Dar es dar, dice drepsler.
Acostumbrado a no pedir ganó simpatía de todo aquél que cruzaba su camino. Fue dándose poco a poco, una moneda, un abrigo, un abrazo, un consejo. Anduvo sin camisa después de vestir tribus enteras, con el estómago cada vez más ruidoso se le veía solitario por parques, bajo sol y lluvia, viento, otoño. Dicen que dio sus riñones a un forastero enfermo, un trozo de hígado a su burro hambriento. Pero Santiago, el flacucho ojos vivos nunca pidió a cambio ni las gracias, porque la satisfacción decía es propia del dar. Pasaron sus segundos dieciocho años, sin barba ni pulgares se sentó a respirar bajo un nopal hebreo.
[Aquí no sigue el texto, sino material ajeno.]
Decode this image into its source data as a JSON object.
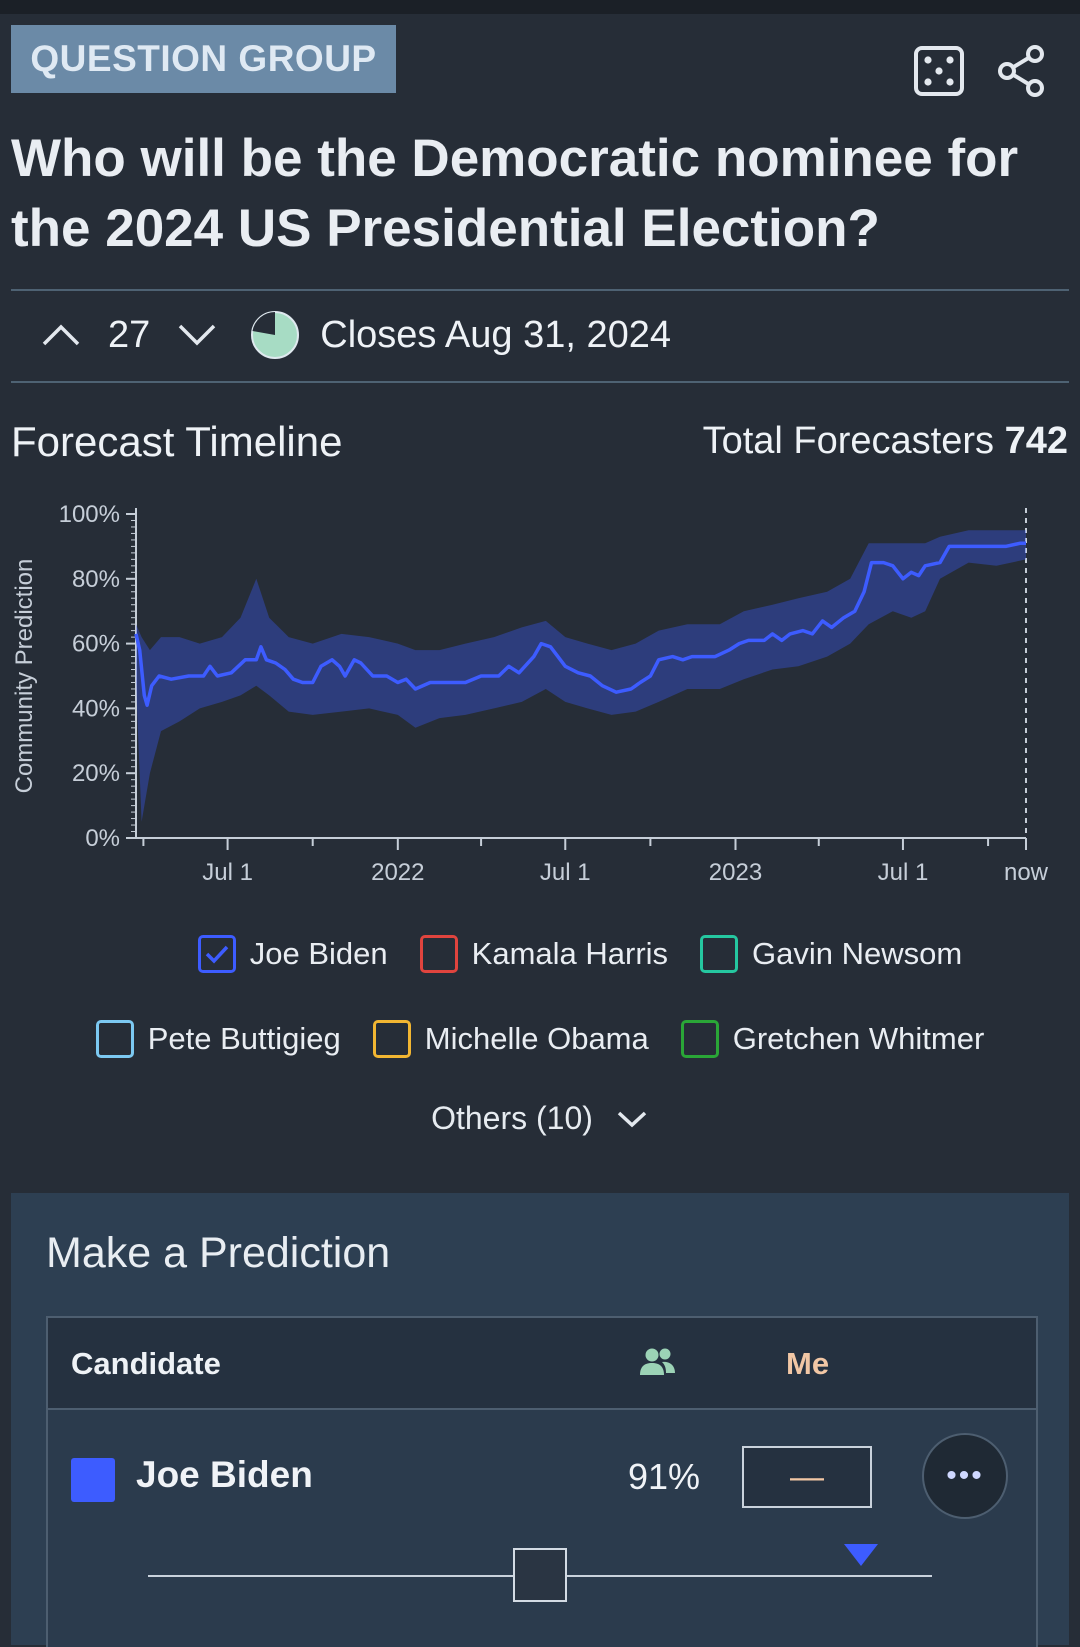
{
  "header": {
    "tag": "QUESTION GROUP",
    "title": "Who will be the Democratic nominee for the 2024 US Presidential Election?",
    "icons": [
      "dice-icon",
      "share-icon"
    ]
  },
  "meta": {
    "votes": "27",
    "closes": "Closes Aug 31, 2024"
  },
  "timeline": {
    "title": "Forecast Timeline",
    "forecasters_label": "Total Forecasters",
    "forecasters_count": "742"
  },
  "legend": {
    "items": [
      {
        "label": "Joe Biden",
        "color": "#3d5cff",
        "checked": true
      },
      {
        "label": "Kamala Harris",
        "color": "#e0443e",
        "checked": false
      },
      {
        "label": "Gavin Newsom",
        "color": "#25c7a0",
        "checked": false
      },
      {
        "label": "Pete Buttigieg",
        "color": "#7cc9f2",
        "checked": false
      },
      {
        "label": "Michelle Obama",
        "color": "#f2b632",
        "checked": false
      },
      {
        "label": "Gretchen Whitmer",
        "color": "#2aa637",
        "checked": false
      }
    ],
    "others": "Others (10)"
  },
  "prediction": {
    "title": "Make a Prediction",
    "col_candidate": "Candidate",
    "col_me": "Me",
    "row": {
      "name": "Joe Biden",
      "community": "91%",
      "me_value": "—",
      "color": "#3d5cff",
      "more": "•••"
    },
    "slider_handle_value": 0.5,
    "community_marker_value": 0.91
  },
  "chart_data": {
    "type": "line",
    "ylabel": "Community Prediction",
    "ylim": [
      0,
      100
    ],
    "y_ticks": [
      "0%",
      "20%",
      "40%",
      "60%",
      "80%",
      "100%"
    ],
    "x_ticks": [
      "Jul 1",
      "2022",
      "Jul 1",
      "2023",
      "Jul 1",
      "now"
    ],
    "x_tick_dates": [
      "2021-07-01",
      "2022-01-01",
      "2022-07-01",
      "2023-01-01",
      "2023-07-01",
      "2023-11-11"
    ],
    "series": [
      {
        "name": "Joe Biden",
        "color": "#3d5cff",
        "points": [
          [
            "2021-03-24",
            63
          ],
          [
            "2021-03-28",
            58
          ],
          [
            "2021-04-02",
            44
          ],
          [
            "2021-04-05",
            41
          ],
          [
            "2021-04-10",
            47
          ],
          [
            "2021-04-18",
            50
          ],
          [
            "2021-05-01",
            49
          ],
          [
            "2021-05-20",
            50
          ],
          [
            "2021-06-05",
            50
          ],
          [
            "2021-06-12",
            53
          ],
          [
            "2021-06-20",
            50
          ],
          [
            "2021-07-05",
            51
          ],
          [
            "2021-07-20",
            55
          ],
          [
            "2021-08-01",
            55
          ],
          [
            "2021-08-06",
            59
          ],
          [
            "2021-08-12",
            55
          ],
          [
            "2021-08-22",
            54
          ],
          [
            "2021-09-01",
            52
          ],
          [
            "2021-09-10",
            49
          ],
          [
            "2021-09-20",
            48
          ],
          [
            "2021-10-01",
            48
          ],
          [
            "2021-10-10",
            53
          ],
          [
            "2021-10-22",
            55
          ],
          [
            "2021-10-30",
            53
          ],
          [
            "2021-11-05",
            50
          ],
          [
            "2021-11-15",
            55
          ],
          [
            "2021-11-22",
            54
          ],
          [
            "2021-12-05",
            50
          ],
          [
            "2021-12-20",
            50
          ],
          [
            "2022-01-01",
            48
          ],
          [
            "2022-01-10",
            49
          ],
          [
            "2022-01-20",
            46
          ],
          [
            "2022-02-05",
            48
          ],
          [
            "2022-02-20",
            48
          ],
          [
            "2022-03-15",
            48
          ],
          [
            "2022-04-01",
            50
          ],
          [
            "2022-04-20",
            50
          ],
          [
            "2022-05-01",
            53
          ],
          [
            "2022-05-12",
            51
          ],
          [
            "2022-05-28",
            56
          ],
          [
            "2022-06-05",
            60
          ],
          [
            "2022-06-15",
            59
          ],
          [
            "2022-07-01",
            53
          ],
          [
            "2022-07-15",
            51
          ],
          [
            "2022-07-28",
            50
          ],
          [
            "2022-08-10",
            47
          ],
          [
            "2022-08-25",
            45
          ],
          [
            "2022-09-10",
            46
          ],
          [
            "2022-09-20",
            48
          ],
          [
            "2022-10-01",
            50
          ],
          [
            "2022-10-10",
            55
          ],
          [
            "2022-10-25",
            56
          ],
          [
            "2022-11-05",
            55
          ],
          [
            "2022-11-15",
            56
          ],
          [
            "2022-12-10",
            56
          ],
          [
            "2022-12-25",
            58
          ],
          [
            "2023-01-05",
            60
          ],
          [
            "2023-01-15",
            61
          ],
          [
            "2023-02-01",
            61
          ],
          [
            "2023-02-10",
            63
          ],
          [
            "2023-02-20",
            61
          ],
          [
            "2023-03-01",
            63
          ],
          [
            "2023-03-15",
            64
          ],
          [
            "2023-03-25",
            63
          ],
          [
            "2023-04-05",
            67
          ],
          [
            "2023-04-15",
            65
          ],
          [
            "2023-04-28",
            68
          ],
          [
            "2023-05-10",
            70
          ],
          [
            "2023-05-20",
            76
          ],
          [
            "2023-05-28",
            85
          ],
          [
            "2023-06-10",
            85
          ],
          [
            "2023-06-20",
            84
          ],
          [
            "2023-07-01",
            80
          ],
          [
            "2023-07-10",
            82
          ],
          [
            "2023-07-18",
            81
          ],
          [
            "2023-07-25",
            84
          ],
          [
            "2023-08-10",
            85
          ],
          [
            "2023-08-20",
            90
          ],
          [
            "2023-09-10",
            90
          ],
          [
            "2023-10-01",
            90
          ],
          [
            "2023-10-20",
            90
          ],
          [
            "2023-11-05",
            91
          ],
          [
            "2023-11-11",
            91
          ]
        ],
        "band": [
          [
            "2021-03-24",
            48,
            66
          ],
          [
            "2021-03-30",
            5,
            62
          ],
          [
            "2021-04-08",
            20,
            58
          ],
          [
            "2021-04-20",
            33,
            62
          ],
          [
            "2021-05-10",
            36,
            62
          ],
          [
            "2021-06-01",
            40,
            60
          ],
          [
            "2021-06-25",
            42,
            62
          ],
          [
            "2021-07-15",
            44,
            68
          ],
          [
            "2021-08-01",
            47,
            80
          ],
          [
            "2021-08-15",
            44,
            68
          ],
          [
            "2021-09-05",
            39,
            62
          ],
          [
            "2021-10-01",
            38,
            60
          ],
          [
            "2021-11-01",
            39,
            63
          ],
          [
            "2021-12-01",
            40,
            62
          ],
          [
            "2022-01-01",
            38,
            60
          ],
          [
            "2022-01-20",
            34,
            58
          ],
          [
            "2022-02-15",
            37,
            58
          ],
          [
            "2022-03-15",
            38,
            60
          ],
          [
            "2022-04-15",
            40,
            62
          ],
          [
            "2022-05-15",
            42,
            65
          ],
          [
            "2022-06-10",
            46,
            67
          ],
          [
            "2022-07-01",
            42,
            62
          ],
          [
            "2022-07-25",
            40,
            60
          ],
          [
            "2022-08-20",
            38,
            58
          ],
          [
            "2022-09-15",
            39,
            60
          ],
          [
            "2022-10-10",
            42,
            64
          ],
          [
            "2022-11-10",
            46,
            66
          ],
          [
            "2022-12-15",
            46,
            66
          ],
          [
            "2023-01-10",
            49,
            70
          ],
          [
            "2023-02-10",
            52,
            72
          ],
          [
            "2023-03-10",
            53,
            74
          ],
          [
            "2023-04-10",
            56,
            76
          ],
          [
            "2023-05-05",
            60,
            80
          ],
          [
            "2023-05-25",
            66,
            91
          ],
          [
            "2023-06-20",
            70,
            91
          ],
          [
            "2023-07-10",
            68,
            91
          ],
          [
            "2023-07-25",
            70,
            91
          ],
          [
            "2023-08-10",
            80,
            93
          ],
          [
            "2023-09-10",
            85,
            95
          ],
          [
            "2023-10-10",
            84,
            95
          ],
          [
            "2023-11-11",
            86,
            95
          ]
        ]
      }
    ]
  }
}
Por la mañana había recolectado armónicas con dientes torpes, así que escogiendo la más vieja comenzó a tocar. Uno, dos, diez; de la melancolía saltó a la tristeza, ningún ritmo parecía escucharse. Lo que sí escuchó fueron unos pasos descalzos, un olor violeta agridulce; era una mujer de cabellos negros enraizados a ojos aún más negros. Ella lo miró con desdicha. Una dama. Él volvió perturbado a su armónica y ella a punto de saltar a la maré cantó. Un suspiro largo con lágrimas entrecortadas era su tono. Santiago, comenzó a rumbear desde muy dentro: frutas secas, suerte, esperanza, iba dando la vida, el corazón, el amor de hombre a mujer que nunca conoció. Y se dio, durmió por siempre al tiempo que la dama retrocedió para seguir andando allí, donde dicen que aún lo hace con tremendo palpitar.